AdBlock Plus - highly recommend it. I don't see ANY ads on DC, or most other sites for that matter.


----------



## Barbara L (Jan 17, 2013)

I'm glad I never got it. It sounds irritating!


----------



## MrsLMB (Jan 17, 2013)

2 words .. Ad Muncher.  I've been using it for years and it works incredibly well.


----------



## Zhizara (Jan 17, 2013)

Steve Kroll said:


> AdBlock Plus - highly recommend it. I don't see ANY ads on DC, or most other sites for that matter.



Me either.


----------



## bakechef (Jan 17, 2013)

Adblock plus gets rid of those ads at the beginning of Youtube videos too!


----------



## Kylie1969 (Jan 18, 2013)

Zereh said:


> I'm using Chrome with AdBlock, I do not see a banner (thank goodness!).



Same here


----------



## Alix (Jan 18, 2013)

Folks, thank you for all your lovely ideas, I should have spelled out Adblock Plus instead of using the ABP in my first post so you wouldn't all have thought I was doing without. I was irritated because I couldn't get the ad blocked with my AdBlock. No matter what I did it kept coming back. Man that was irritating. 

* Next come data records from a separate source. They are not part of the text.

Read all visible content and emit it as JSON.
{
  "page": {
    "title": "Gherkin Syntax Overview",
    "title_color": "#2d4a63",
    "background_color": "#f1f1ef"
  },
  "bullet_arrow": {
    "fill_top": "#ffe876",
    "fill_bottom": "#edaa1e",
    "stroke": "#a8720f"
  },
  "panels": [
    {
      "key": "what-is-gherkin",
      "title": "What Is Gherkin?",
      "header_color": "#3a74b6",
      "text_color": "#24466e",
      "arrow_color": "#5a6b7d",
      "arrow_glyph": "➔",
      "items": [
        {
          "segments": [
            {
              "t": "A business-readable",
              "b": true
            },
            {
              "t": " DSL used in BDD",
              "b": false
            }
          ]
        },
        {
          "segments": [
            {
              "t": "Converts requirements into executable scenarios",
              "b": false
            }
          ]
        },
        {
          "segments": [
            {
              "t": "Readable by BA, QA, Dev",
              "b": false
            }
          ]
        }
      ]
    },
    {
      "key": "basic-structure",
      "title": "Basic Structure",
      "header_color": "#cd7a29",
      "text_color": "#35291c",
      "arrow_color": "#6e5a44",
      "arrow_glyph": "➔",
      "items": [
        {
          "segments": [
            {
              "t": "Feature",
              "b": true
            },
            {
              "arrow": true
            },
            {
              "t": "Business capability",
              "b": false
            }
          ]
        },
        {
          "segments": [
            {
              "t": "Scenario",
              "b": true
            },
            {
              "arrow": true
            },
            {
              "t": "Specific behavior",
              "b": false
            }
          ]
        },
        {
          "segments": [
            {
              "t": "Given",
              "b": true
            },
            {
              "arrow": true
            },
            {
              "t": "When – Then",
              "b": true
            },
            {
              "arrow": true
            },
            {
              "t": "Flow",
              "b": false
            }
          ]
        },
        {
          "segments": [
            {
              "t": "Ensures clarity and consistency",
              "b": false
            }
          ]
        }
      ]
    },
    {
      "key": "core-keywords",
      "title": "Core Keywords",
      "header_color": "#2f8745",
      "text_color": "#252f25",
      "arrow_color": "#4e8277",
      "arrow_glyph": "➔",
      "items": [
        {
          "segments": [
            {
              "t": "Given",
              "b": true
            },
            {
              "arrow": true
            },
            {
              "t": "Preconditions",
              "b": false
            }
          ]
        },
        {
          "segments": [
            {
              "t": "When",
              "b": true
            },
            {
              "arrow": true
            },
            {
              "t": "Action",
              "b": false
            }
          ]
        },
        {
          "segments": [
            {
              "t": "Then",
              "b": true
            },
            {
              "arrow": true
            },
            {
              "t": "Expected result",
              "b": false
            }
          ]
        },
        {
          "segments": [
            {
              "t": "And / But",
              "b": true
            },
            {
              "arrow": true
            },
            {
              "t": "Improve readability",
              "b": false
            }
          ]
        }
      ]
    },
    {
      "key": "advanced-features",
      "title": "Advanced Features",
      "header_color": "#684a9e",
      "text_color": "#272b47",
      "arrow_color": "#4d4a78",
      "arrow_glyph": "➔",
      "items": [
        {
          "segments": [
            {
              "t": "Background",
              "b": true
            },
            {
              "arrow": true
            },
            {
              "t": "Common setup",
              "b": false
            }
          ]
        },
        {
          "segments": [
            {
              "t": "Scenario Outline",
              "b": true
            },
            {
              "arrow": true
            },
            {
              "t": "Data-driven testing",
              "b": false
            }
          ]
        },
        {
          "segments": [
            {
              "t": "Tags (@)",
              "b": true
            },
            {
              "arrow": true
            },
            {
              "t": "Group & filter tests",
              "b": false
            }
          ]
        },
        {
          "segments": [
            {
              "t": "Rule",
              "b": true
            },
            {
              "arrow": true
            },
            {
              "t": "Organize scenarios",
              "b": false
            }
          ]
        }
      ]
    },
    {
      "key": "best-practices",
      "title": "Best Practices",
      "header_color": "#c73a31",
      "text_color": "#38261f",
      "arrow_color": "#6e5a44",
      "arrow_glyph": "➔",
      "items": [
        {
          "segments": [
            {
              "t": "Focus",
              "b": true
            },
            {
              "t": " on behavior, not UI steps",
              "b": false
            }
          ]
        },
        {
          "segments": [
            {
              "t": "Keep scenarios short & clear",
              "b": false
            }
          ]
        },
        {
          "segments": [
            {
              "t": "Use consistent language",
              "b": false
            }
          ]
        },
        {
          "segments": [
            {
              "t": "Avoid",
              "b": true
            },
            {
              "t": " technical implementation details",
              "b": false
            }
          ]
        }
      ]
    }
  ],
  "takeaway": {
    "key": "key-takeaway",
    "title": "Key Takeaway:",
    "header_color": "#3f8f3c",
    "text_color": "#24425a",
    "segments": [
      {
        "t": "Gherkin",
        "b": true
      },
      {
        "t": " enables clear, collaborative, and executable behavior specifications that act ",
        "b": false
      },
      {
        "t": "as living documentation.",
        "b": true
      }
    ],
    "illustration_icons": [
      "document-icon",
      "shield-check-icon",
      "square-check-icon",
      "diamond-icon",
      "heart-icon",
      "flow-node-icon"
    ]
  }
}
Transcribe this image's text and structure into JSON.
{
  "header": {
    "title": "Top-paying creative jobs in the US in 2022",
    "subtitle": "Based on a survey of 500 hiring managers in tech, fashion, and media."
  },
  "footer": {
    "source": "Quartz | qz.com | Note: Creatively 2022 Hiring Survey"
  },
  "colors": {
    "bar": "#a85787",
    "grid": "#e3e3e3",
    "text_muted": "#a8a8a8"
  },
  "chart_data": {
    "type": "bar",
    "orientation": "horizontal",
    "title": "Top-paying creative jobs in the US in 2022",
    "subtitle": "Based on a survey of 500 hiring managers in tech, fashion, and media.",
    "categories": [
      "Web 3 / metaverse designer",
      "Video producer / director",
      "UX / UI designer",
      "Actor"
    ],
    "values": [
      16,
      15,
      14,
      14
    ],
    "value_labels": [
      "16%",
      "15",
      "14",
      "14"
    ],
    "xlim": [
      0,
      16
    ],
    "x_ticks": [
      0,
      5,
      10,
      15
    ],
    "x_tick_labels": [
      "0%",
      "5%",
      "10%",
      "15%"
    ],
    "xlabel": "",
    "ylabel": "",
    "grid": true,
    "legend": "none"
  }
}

I think the issue is solved now.


----------



## Katie H (Jan 18, 2013)

I'm using AdBlock Plus and the banner still pops up.  When I disable Java, I can't use smilies here and I can't execute some of the functions on Facebook.  Ugh!


----------



## Andy M. (Jan 18, 2013)

Interesting.  I also use Firefox (18.0) with ABP and NEVER see an ad/banner.

Maybe because I have a Mac or maybe because our settings for blocking are different.


----------



## FrankZ (Jan 18, 2013)

Katie,

Try logging out then dumping your browser cache.  Close the browser once you do (all sessions) and then restart it and log back in.

You WILL get that banner if you are not logged in.


----------



## Zhizara (Jan 18, 2013)

I've got Windows 7 with the current Firefox and AdBlock Plus.  I just tried logging off and back on.  The banner appeared on my sign on screen, but disappeared as soon as I went to the new posts.  

I realize I've seen it before, in the same place.  The last time I saw it, I closed it with the X, but never have had it stay.  Could it be Java?  I keep it up to date.

Could it could be that another add on or plug in is interfering with ABP's efficiency?


----------



## Alix (Jan 18, 2013)

Andy M. said:


> Interesting.  I also use Firefox (18.0) with ABP and NEVER see an ad/banner.
> 
> Maybe because I have a Mac or maybe because our settings for blocking are different.



 I'm on a Mac too! Sounds like we have the same danged system. Maybe I missed an upgrade? I'll go check.   The freaking thing is gone now though. Thank goodness.


----------



## no mayonnaise (Jan 18, 2013)

Use AdBlock Lite, not AdBlock Plus.  Huge difference.  ABP recently started allowing certain ads due to website owners complaining about lost revenue.  ABL does no such thing and blocks ALL ads.  Just sayin'.  Sorry Chrome folks, they don't make it for you guys.
While we're at it, I recommend Ghostery, BetterPrivacy, and NoScript in addition to AdBlock Lite.  Though fair warning, NoScript does have a learning curve to use properly and if you aren't using it correctly, a good portion of most websites will be totally non-functional. And if you're running Ghostery and AdBlock you'll have to configure them so they don't step on each others' toes trying to block the same content. But on the flip side, I'm enjoying a 100% ad-free, spam-free, tracker-free and SAFE internet and it goes oh-so-much faster.


----------



## FrankZ (Jan 18, 2013)

I appreciate ABP allowing some ads through.  They are supposed to meet certain requirement and the Internet is not free.  Sites like this are expensive to maintain and ads help generate the revenue to keep us up and running.


----------



## no mayonnaise (Jan 18, 2013)

I'd rather my pages load faster without ads and trackers.  Ads track your internet use.  I'm extremely paranoid about my internet use being tracked and I do a lot to make it difficult for my internet use to be tracked by anyone but my ISP.  And even then I use Tor a bunch to obfuscate that aspect as well.


----------